Peking bezeichnet sich daher gerne als Krisengewinner und fühlt sich in dem Glauben bestätigt, dass ihr autoritäres System den demokratischen Staaten im Kampf gegen die Pandemie überlegen sei. Das bevölkerungsreichste Land der Erde hat allerdings für die Senkung der Infektionszahlen rigorose Maßnahmen eingesetzt, die europaweit für Kopfschütteln gesorgt haben. Diese waren aber offensichtlich effektiv und wo die Infektionszahlen besonders niedrig sind, da kann die Wirtschaft auch schnell wieder angekurbelt werden, so die Unternehmensberatung McKinsey. Da die chinesische Berichterstattung sowohl innerhalb als auch außerhalb des Landes kein großes Vertrauen genießt, ist es aber fraglich, ob das Infektionsgeschehen tatsächlich derart niedrig ausfällt.

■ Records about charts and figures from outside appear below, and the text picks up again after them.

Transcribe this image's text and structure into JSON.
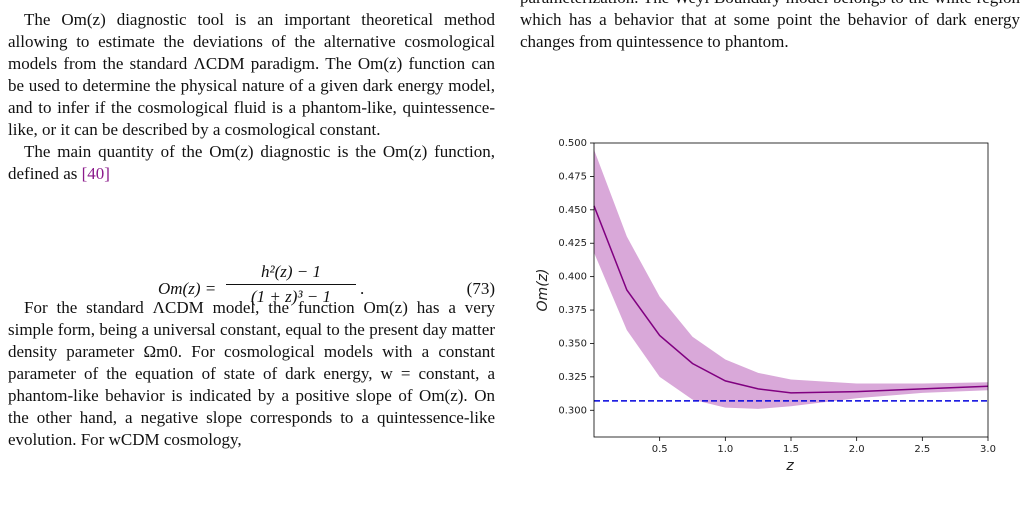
{
  "left_column": {
    "paragraphs": [
      "The Om(z) diagnostic tool is an important theoretical method allowing to estimate the deviations of the alternative cosmological models from the standard ΛCDM paradigm. The Om(z) function can be used to determine the physical nature of a given dark energy model, and to infer if the cosmological fluid is a phantom-like, quintessence-like, or it can be described by a cosmological constant.",
      "The main quantity of the Om(z) diagnostic is the Om(z) function, defined as",
      "For the standard ΛCDM model, the function Om(z) has a very simple form, being a universal constant, equal to the present day matter density parameter Ωm0. For cosmological models with a constant parameter of the equation of state of dark energy, w = constant, a phantom-like behavior is indicated by a positive slope of Om(z). On the other hand, a negative slope corresponds to a quintessence-like evolution. For wCDM cosmology,"
    ],
    "reference": "[40]",
    "equation": {
      "lhs": "Om(z) =",
      "numerator": "h²(z) − 1",
      "denominator": "(1 + z)³ − 1",
      "end": ".",
      "number": "(73)"
    }
  },
  "right_column": {
    "text": "parameterization. The Weyl Boundary model belongs to the white region which has a behavior that at some point the behavior of dark energy changes from quintessence to phantom."
  },
  "chart_data": {
    "type": "line",
    "x_label": "z",
    "y_label": "Om(z)",
    "x": [
      0,
      0.25,
      0.5,
      0.75,
      1.0,
      1.25,
      1.5,
      2.0,
      2.5,
      3.0
    ],
    "values": [
      0.453,
      0.39,
      0.356,
      0.335,
      0.322,
      0.316,
      0.313,
      0.314,
      0.316,
      0.318
    ],
    "upper": [
      0.495,
      0.43,
      0.385,
      0.355,
      0.338,
      0.328,
      0.323,
      0.32,
      0.32,
      0.321
    ],
    "lower": [
      0.418,
      0.36,
      0.325,
      0.308,
      0.302,
      0.301,
      0.303,
      0.309,
      0.313,
      0.315
    ],
    "color": "#800080",
    "band_color": "#d9a8d9",
    "reference_line": 0.307,
    "reference_color": "#0000dd",
    "xlim": [
      0,
      3
    ],
    "ylim": [
      0.28,
      0.5
    ],
    "xticks": [
      0.5,
      {
        "value": 1,
        "label": "1.0"
      },
      1.5,
      {
        "value": 2,
        "label": "2.0"
      },
      2.5,
      {
        "value": 3,
        "label": "3.0"
      }
    ],
    "yticks": [
      {
        "value": 0.3,
        "label": "0.300"
      },
      0.325,
      {
        "value": 0.35,
        "label": "0.350"
      },
      0.375,
      {
        "value": 0.4,
        "label": "0.400"
      },
      0.425,
      {
        "value": 0.45,
        "label": "0.450"
      },
      0.475,
      {
        "value": 0.5,
        "label": "0.500"
      }
    ]
  }
}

Dennoch ist die wirtschaftliche Leistung Chinas beachtlich und daher gewinnt die Volksrepublik innerhalb Asiens immer mehr an Gewicht. Und diese Position wird genutzt: So unterzeichneten am 15. November 2020 nach acht Jahren Verhandlungen 15 Regierungschefs, darunter zehn ASEAN-Mitgliedsstaaten und fünf weitere Staaten aus der Region Asien-Pazifik, das weltweit größte Freihandelsabkommen: Regional Comprehensive Economic Partnership, kurz RCEP - und das mitten im Handelskrieg Chinas mit den USA. Innerhalb der kommenden 20 Jahre sollen 90 Prozent der Zölle auf gehandelte Güter abgeschafft werden, um grenzüberschreitendes Wachstum zu fördern. Außerdem will man zwei Drittel des Dienstleistungssektors füreinander öffnen, was den Wettbewerb fördern und Raum für Expansionen nationaler Dienstleister schaffen soll. Das neue Handelsabkommen umfasst mit 2,2 Milliarden Menschen nicht nur 30 Prozent der Weltbevölkerung, sondern auch rund 30 Prozent der globalen Wirtschaftsleistung (gemeinsames BIP von etwa 26,2 Billionen US-Dollar). Zum Vergleich: die NAFTA hat 0,49 Milliarden, die Euro-Zone 0,34 Milliarden Einwohner sowie jeweils ein BIP von etwa 24,4 beziehungsweise 15,6 Billionen US-Dollar. Asien bringt sich mit diesem gewaltigen Wirtschaftsblock als dominanter Akteur des beginnenden 21. Jahrhunderts ins Spiel.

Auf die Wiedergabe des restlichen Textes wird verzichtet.